Service d'ORL et de Chirurgie Cervico-Faciale and CESEM, UMR, Paris-Descartes School of Medicine, Paris V University, Paris, France.
Eur J Endocrinol. 2012 Dec 10;168(1):31-7. doi: 10.1530/EJE-12-0578. Print 2013 Jan.
Isolated congenital anosmia (ICA) is a rare phenotype defined as absent recall of any olfactory sensations since birth and the absence of any disease known to cause anosmia. Although most cases of ICA are sporadic, reports of familial cases suggest a genetic cause. ICA due to olfactory bulb agenesis and associated to hypogonadotropic hypogonadism defines Kallmann syndrome (KS), in which several gene defects have been described. In KS families, the phenotype may be restricted to ICA. We therefore hypothesized that mutations in KS genes cause ICA in patients, even in the absence of family history of reproduction disorders.

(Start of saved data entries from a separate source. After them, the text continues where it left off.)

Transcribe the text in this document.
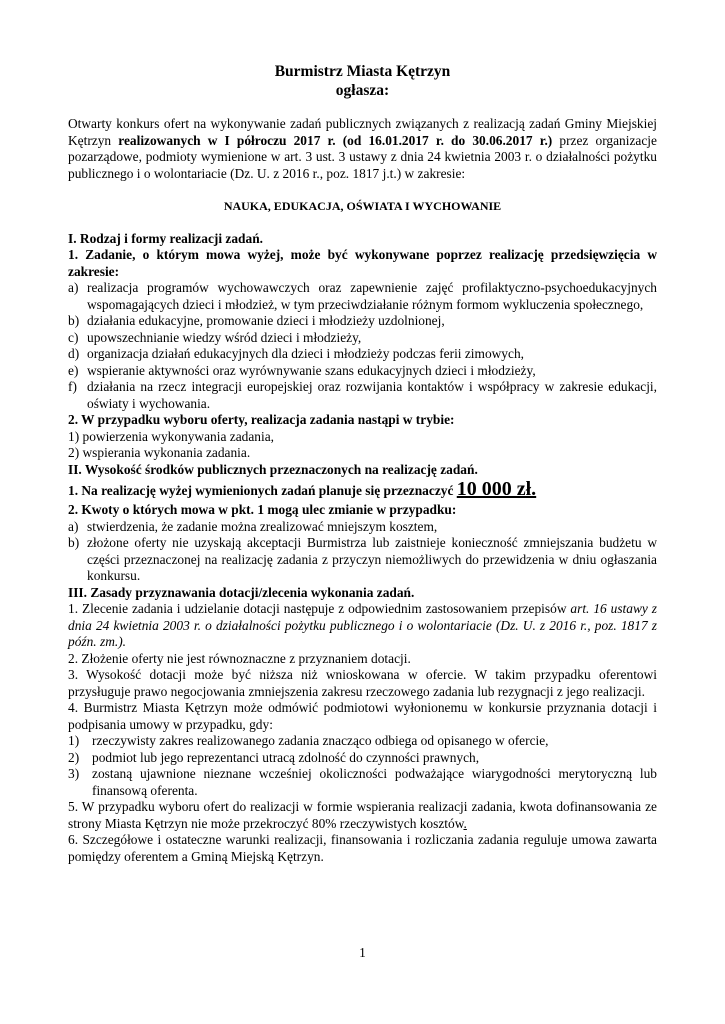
Burmistrz Miasta Kętrzyn
ogłasza:
Otwarty konkurs ofert na wykonywanie zadań publicznych związanych z realizacją zadań Gminy Miejskiej Kętrzyn realizowanych w I półroczu 2017 r. (od 16.01.2017 r. do 30.06.2017 r.) przez organizacje pozarządowe, podmioty wymienione w art. 3 ust. 3 ustawy z dnia 24 kwietnia 2003 r. o działalności pożytku publicznego i o wolontariacie (Dz. U. z 2016 r., poz. 1817 j.t.) w zakresie:
NAUKA, EDUKACJA, OŚWIATA I WYCHOWANIE
I. Rodzaj i formy realizacji zadań.
1. Zadanie, o którym mowa wyżej, może być wykonywane poprzez realizację przedsięwzięcia w zakresie:
a) realizacja programów wychowawczych oraz zapewnienie zajęć profilaktyczno-psychoedukacyjnych wspomagających dzieci i młodzież, w tym przeciwdziałanie różnym formom wykluczenia społecznego,
b) działania edukacyjne, promowanie dzieci i młodzieży uzdolnionej,
c) upowszechnianie wiedzy wśród dzieci i młodzieży,
d) organizacja działań edukacyjnych dla dzieci i młodzieży podczas ferii zimowych,
e) wspieranie aktywności oraz wyrównywanie szans edukacyjnych dzieci i młodzieży,
f) działania na rzecz integracji europejskiej oraz rozwijania kontaktów i współpracy w zakresie edukacji, oświaty i wychowania.
2. W przypadku wyboru oferty, realizacja zadania nastąpi w trybie:
1) powierzenia wykonywania zadania,
2) wspierania wykonania zadania.
II. Wysokość środków publicznych przeznaczonych na realizację zadań.
1. Na realizację wyżej wymienionych zadań planuje się przeznaczyć 10 000 zł.
2. Kwoty o których mowa w pkt. 1 mogą ulec zmianie w przypadku:
a) stwierdzenia, że zadanie można zrealizować mniejszym kosztem,
b) złożone oferty nie uzyskają akceptacji Burmistrza lub zaistnieje konieczność zmniejszania budżetu w części przeznaczonej na realizację zadania z przyczyn niemożliwych do przewidzenia w dniu ogłaszania konkursu.
III. Zasady przyznawania dotacji/zlecenia wykonania zadań.
1. Zlecenie zadania i udzielanie dotacji następuje z odpowiednim zastosowaniem przepisów art. 16 ustawy z dnia 24 kwietnia 2003 r. o działalności pożytku publicznego i o wolontariacie (Dz. U. z 2016 r., poz. 1817 z późn. zm.).
2. Złożenie oferty nie jest równoznaczne z przyznaniem dotacji.
3. Wysokość dotacji może być niższa niż wnioskowana w ofercie. W takim przypadku oferentowi przysługuje prawo negocjowania zmniejszenia zakresu rzeczowego zadania lub rezygnacji z jego realizacji.
4. Burmistrz Miasta Kętrzyn może odmówić podmiotowi wyłonionemu w konkursie przyznania dotacji i podpisania umowy w przypadku, gdy:
1) rzeczywisty zakres realizowanego zadania znacząco odbiega od opisanego w ofercie,
2) podmiot lub jego reprezentanci utracą zdolność do czynności prawnych,
3) zostaną ujawnione nieznane wcześniej okoliczności podważające wiarygodności merytoryczną lub finansową oferenta.
5. W przypadku wyboru ofert do realizacji w formie wspierania realizacji zadania, kwota dofinansowania ze strony Miasta Kętrzyn nie może przekroczyć 80% rzeczywistych kosztów.
6. Szczegółowe i ostateczne warunki realizacji, finansowania i rozliczania zadania reguluje umowa zawarta pomiędzy oferentem a Gminą Miejską Kętrzyn.
1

In 25 patients with ICA and olfactory bulb agenesis, a detailed phenotype analysis was conducted and the coding sequences of KAL1, FGFR1, FGF8, PROKR2, and PROK2 were sequenced.
Three PROKR2 mutations previously described in KS and one new PROK2 mutation were found. Investigation of the families showed incomplete penetrance of these mutations.
This study is the first to report genetic causes of ICA and indicates that KS genes must be screened in patients with ICA. It also confirms the considerable complexity of GNRH neuron development in humans.
孤立性先天性嗅觉缺失症(ICA)是一种罕见的表型,定义为自出生以来对任何嗅觉感觉均无记忆,且不存在任何已知导致嗅觉缺失的疾病。尽管大多数 ICA 病例为散发性,但家族病例报告提示存在遗传原因。由于嗅球发育不全并伴有促性腺激素释放激素缺乏的 ICA 定义为 Kallmann 综合征(KS),其中已描述了几种基因缺陷。在 KS 家族中,表型可能仅限于 ICA。因此,我们假设 KS 基因的突变会导致患者出现 ICA,即使他们没有家族生殖障碍病史。
在 25 名 ICA 合并嗅球发育不全的患者中,进行了详细的表型分析,并对 KAL1、FGFR1、FGF8、PROKR2 和 PROK2 的编码序列进行了测序。
发现了三个先前在 KS 中描述的 PROKR2 突变和一个新的 PROK2 突变。对这些家庭的调查显示,这些突变存在不完全外显率。
本研究首次报道了 ICA 的遗传原因,并表明 KS 基因必须在 ICA 患者中进行筛查。它还证实了人类 GnRH 神经元发育的复杂性。